I returned to story writing after we'd eaten, and to preparing next week's Thursday Morning Prayer and reflection. Then I took Clare's medical report from this morning's operation and posted it through the GP surgery letter box, just after it closed at six. After supper, I read aloud to Clare as much of the story as I'd written since yesterday - reading is out of the question at the moment as she's wearing an eye patch and can't read without specs. Then, after writing a little more, I watched another fast paced confusing jargon filled episode of 'Nightsleeper', before going out for a late night walk in Llandaff Fields under tonight's full moon in a clear sky, with a few planets and the occasional helicopter hovering just above the eastern horizon. 

I saw what I thought was a pale brown dog licking a pizza box, discarded behind a park bench, but I was alone. No owner in sight anywhere, so I concluded that it was a fox, the first time I've seen one out there. A little further up the footpath behind a bin, there were a pair of upholstered high backed chairs side by side. A surreal sight, fly tipped my moonlight. Bizarre. I collected the pizza box and took it to a bin on the return leg. Nothing I could do about the chairs. The bin emptying lorry will pick them up tomorrow, as it passes most days of the week. 

And so to bed, memory flooded with moonlight and beautiful tree shadows.

Monday, 16 September 2024

Digital House of Cards

A cold sunny start to the week with housework, writing, cooking lunch of rice and veg with British grown black fava beans which Clare soaked and cooked yesterday. A good flavour, not as bland as other similar kinds of beans.

I had an idea to write a fictional short story based on my father's father's migration journey to the USA and back at the turn of the 20th century and began writing it after lunch. Then a long afternoon walk in the sun enjoying the milder air. We went out separately at different times and then met unexpectedly on the path around the edge of Pontcanna fields, walking the circuit in opposite directions.
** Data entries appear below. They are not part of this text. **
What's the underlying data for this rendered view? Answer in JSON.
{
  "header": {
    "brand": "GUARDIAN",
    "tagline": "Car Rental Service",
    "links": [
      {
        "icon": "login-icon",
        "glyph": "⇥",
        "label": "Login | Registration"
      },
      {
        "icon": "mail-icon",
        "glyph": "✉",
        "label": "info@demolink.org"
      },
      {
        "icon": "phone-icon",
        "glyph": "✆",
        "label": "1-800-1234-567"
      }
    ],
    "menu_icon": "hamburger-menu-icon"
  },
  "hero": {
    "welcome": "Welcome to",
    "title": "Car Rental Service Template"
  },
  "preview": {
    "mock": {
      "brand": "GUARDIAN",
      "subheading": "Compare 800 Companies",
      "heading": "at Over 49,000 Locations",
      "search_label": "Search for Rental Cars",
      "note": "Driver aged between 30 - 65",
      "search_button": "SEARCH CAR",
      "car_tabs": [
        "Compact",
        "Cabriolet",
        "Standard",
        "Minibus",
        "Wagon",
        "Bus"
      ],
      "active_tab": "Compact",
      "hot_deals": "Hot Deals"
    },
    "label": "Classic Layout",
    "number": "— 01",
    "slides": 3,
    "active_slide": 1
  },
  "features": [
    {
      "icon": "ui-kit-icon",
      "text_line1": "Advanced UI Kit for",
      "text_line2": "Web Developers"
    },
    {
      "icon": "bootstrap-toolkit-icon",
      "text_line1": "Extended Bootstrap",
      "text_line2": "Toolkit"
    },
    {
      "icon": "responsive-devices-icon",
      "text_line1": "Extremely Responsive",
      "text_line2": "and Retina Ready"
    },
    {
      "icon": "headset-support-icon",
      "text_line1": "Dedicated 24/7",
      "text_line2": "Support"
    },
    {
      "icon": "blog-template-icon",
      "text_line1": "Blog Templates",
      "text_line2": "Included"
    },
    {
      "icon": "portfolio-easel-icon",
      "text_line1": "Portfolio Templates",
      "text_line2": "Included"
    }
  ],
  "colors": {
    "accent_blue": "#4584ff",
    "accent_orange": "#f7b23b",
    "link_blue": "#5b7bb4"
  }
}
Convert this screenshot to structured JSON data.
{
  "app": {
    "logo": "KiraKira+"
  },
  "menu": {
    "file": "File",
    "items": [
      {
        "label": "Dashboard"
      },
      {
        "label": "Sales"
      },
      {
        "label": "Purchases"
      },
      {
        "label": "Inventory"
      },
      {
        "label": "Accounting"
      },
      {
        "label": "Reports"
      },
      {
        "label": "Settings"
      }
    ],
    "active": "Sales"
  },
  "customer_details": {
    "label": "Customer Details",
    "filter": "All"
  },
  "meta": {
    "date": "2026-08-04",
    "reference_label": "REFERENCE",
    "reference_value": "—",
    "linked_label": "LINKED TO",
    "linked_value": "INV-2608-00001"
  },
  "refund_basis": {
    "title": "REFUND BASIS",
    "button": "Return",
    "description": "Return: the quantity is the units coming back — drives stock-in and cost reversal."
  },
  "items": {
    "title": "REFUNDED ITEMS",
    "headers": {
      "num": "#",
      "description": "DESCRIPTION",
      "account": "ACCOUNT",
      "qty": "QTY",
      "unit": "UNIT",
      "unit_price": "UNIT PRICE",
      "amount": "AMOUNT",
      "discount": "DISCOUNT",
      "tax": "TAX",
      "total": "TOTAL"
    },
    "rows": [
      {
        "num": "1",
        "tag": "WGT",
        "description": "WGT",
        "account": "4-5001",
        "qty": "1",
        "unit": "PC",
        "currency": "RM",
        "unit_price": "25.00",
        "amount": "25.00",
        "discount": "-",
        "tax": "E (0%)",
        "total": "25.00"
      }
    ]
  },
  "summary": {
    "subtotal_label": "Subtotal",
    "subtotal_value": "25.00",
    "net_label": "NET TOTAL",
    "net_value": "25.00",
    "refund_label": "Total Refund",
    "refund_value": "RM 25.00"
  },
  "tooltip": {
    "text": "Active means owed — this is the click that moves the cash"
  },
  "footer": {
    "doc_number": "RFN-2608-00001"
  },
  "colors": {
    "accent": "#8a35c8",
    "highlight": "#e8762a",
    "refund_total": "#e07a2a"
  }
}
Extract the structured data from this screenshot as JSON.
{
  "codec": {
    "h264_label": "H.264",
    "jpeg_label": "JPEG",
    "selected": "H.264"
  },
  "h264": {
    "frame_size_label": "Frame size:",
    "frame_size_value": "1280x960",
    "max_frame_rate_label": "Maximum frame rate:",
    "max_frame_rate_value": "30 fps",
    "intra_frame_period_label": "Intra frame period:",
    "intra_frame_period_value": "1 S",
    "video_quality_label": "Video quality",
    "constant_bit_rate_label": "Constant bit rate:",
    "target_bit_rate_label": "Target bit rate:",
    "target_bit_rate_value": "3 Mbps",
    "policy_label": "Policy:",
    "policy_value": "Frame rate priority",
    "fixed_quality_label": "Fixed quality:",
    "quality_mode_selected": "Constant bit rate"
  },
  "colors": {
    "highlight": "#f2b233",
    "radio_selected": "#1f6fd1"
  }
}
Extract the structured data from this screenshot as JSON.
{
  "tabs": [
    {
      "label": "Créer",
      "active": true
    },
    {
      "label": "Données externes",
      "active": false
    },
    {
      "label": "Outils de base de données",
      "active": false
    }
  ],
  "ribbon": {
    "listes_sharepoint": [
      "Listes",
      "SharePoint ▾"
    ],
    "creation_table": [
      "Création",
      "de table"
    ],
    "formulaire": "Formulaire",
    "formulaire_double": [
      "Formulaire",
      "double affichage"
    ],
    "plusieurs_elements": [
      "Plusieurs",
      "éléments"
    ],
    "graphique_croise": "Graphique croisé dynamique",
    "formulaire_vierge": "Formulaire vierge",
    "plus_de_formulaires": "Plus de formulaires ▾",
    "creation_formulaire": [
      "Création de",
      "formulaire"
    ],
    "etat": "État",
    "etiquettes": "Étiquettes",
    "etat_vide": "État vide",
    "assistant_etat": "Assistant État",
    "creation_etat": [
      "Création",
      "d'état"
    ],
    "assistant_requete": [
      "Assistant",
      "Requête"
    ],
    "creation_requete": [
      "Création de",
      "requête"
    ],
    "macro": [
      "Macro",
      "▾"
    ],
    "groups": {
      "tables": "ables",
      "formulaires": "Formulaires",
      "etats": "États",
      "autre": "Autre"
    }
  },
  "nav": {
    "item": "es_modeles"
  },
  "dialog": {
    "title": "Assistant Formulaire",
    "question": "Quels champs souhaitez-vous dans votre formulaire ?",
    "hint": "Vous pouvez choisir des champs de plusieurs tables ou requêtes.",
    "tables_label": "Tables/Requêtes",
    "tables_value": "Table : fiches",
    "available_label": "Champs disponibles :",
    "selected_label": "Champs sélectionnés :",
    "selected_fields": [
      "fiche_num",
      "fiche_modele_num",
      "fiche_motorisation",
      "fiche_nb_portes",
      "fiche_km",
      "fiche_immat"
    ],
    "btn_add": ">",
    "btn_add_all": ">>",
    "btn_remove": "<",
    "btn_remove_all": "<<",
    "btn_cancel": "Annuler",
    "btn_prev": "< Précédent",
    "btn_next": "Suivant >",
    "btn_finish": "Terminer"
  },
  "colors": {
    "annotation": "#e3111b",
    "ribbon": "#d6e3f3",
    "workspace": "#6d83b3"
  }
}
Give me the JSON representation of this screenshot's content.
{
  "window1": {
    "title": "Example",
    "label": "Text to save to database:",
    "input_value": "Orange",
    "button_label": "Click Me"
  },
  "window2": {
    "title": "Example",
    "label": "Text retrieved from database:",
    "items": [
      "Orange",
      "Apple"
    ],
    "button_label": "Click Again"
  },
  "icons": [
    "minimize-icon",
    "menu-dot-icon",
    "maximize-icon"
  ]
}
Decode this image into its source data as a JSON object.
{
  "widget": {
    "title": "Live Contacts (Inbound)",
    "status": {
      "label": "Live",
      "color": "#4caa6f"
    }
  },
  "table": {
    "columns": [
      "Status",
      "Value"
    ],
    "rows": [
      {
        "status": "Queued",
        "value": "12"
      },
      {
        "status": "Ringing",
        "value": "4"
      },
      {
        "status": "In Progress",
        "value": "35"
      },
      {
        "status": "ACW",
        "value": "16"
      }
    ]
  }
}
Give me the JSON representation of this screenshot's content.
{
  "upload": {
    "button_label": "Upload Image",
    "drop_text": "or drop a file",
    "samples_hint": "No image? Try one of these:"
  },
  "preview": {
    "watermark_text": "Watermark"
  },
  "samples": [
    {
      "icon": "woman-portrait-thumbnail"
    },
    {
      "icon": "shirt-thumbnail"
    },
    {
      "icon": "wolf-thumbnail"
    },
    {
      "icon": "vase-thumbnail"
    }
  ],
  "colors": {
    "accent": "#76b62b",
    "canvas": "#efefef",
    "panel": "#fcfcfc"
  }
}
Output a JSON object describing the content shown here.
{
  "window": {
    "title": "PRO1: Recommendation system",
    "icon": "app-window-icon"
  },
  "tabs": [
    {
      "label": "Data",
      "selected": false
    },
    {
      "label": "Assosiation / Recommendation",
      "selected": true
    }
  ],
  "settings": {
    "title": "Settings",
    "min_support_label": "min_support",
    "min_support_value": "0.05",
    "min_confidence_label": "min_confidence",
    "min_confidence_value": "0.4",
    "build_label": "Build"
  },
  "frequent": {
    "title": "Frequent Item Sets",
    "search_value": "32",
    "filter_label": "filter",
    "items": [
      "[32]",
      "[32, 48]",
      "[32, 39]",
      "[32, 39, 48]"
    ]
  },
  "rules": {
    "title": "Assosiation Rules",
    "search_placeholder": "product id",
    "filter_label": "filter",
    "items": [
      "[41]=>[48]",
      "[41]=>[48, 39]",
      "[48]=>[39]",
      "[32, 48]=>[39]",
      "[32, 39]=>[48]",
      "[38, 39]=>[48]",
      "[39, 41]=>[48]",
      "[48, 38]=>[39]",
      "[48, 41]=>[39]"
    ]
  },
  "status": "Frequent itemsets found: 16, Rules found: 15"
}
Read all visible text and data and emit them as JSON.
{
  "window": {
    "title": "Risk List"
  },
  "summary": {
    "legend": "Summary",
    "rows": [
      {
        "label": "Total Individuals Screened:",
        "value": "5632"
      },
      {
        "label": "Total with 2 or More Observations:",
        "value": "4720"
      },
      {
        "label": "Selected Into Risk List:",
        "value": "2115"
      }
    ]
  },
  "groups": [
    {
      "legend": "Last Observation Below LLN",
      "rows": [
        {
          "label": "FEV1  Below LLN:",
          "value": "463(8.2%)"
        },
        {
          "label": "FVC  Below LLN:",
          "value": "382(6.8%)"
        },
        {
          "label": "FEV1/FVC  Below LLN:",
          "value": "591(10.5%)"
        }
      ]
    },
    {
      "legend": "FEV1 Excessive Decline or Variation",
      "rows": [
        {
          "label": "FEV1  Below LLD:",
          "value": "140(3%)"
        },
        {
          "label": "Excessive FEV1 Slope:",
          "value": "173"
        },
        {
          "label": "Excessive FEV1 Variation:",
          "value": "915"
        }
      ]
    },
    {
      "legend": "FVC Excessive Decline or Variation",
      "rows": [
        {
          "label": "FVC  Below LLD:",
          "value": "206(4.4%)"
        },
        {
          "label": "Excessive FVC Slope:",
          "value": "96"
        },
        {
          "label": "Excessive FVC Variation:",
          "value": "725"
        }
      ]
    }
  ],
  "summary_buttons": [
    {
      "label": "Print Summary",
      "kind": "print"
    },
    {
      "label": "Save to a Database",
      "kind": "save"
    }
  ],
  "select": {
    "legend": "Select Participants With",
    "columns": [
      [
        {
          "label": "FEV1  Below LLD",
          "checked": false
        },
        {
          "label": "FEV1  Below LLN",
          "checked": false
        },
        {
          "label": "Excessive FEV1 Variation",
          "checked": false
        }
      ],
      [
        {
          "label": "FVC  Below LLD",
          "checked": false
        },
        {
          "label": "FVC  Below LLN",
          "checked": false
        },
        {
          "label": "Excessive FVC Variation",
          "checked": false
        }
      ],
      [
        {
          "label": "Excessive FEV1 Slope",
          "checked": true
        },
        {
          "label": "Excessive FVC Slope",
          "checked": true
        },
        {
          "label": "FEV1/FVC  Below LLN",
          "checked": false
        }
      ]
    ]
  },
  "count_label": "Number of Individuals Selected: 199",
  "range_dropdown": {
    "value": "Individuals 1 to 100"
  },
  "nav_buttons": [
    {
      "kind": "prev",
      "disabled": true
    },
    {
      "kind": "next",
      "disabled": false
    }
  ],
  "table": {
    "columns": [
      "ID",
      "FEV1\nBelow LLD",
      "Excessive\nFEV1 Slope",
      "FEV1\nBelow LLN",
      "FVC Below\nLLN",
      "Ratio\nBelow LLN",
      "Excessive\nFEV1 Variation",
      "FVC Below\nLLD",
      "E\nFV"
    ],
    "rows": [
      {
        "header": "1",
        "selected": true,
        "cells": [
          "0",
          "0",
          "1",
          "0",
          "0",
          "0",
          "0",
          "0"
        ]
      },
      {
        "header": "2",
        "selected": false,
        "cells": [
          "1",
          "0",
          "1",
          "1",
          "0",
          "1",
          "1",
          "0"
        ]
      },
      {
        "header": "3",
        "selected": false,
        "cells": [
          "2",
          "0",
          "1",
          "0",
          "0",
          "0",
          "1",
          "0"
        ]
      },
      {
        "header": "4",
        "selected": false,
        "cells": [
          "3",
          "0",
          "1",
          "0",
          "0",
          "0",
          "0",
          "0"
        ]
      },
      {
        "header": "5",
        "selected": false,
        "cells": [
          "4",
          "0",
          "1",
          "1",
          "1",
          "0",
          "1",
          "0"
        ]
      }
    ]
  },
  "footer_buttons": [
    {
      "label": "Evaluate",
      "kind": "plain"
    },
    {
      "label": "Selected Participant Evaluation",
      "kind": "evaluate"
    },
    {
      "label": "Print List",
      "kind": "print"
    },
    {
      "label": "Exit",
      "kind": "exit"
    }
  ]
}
After supper I added another couple of pages to my new story, then watched the next double episode of 'Nightsleeper'. It's developing into a story about political intrigue as much as it is about cyber security threats and networking geekery. It's an interesting reminder of how dependent we've become in modern living on digital infrastructure. A huge house of cards in my opinion. No matter how robust and resilient systems may be, their energy consumption globally has as large a carbon footprint as the airline industry. How much does this matter to those in power with planetary heating reaching the point of being irreversible?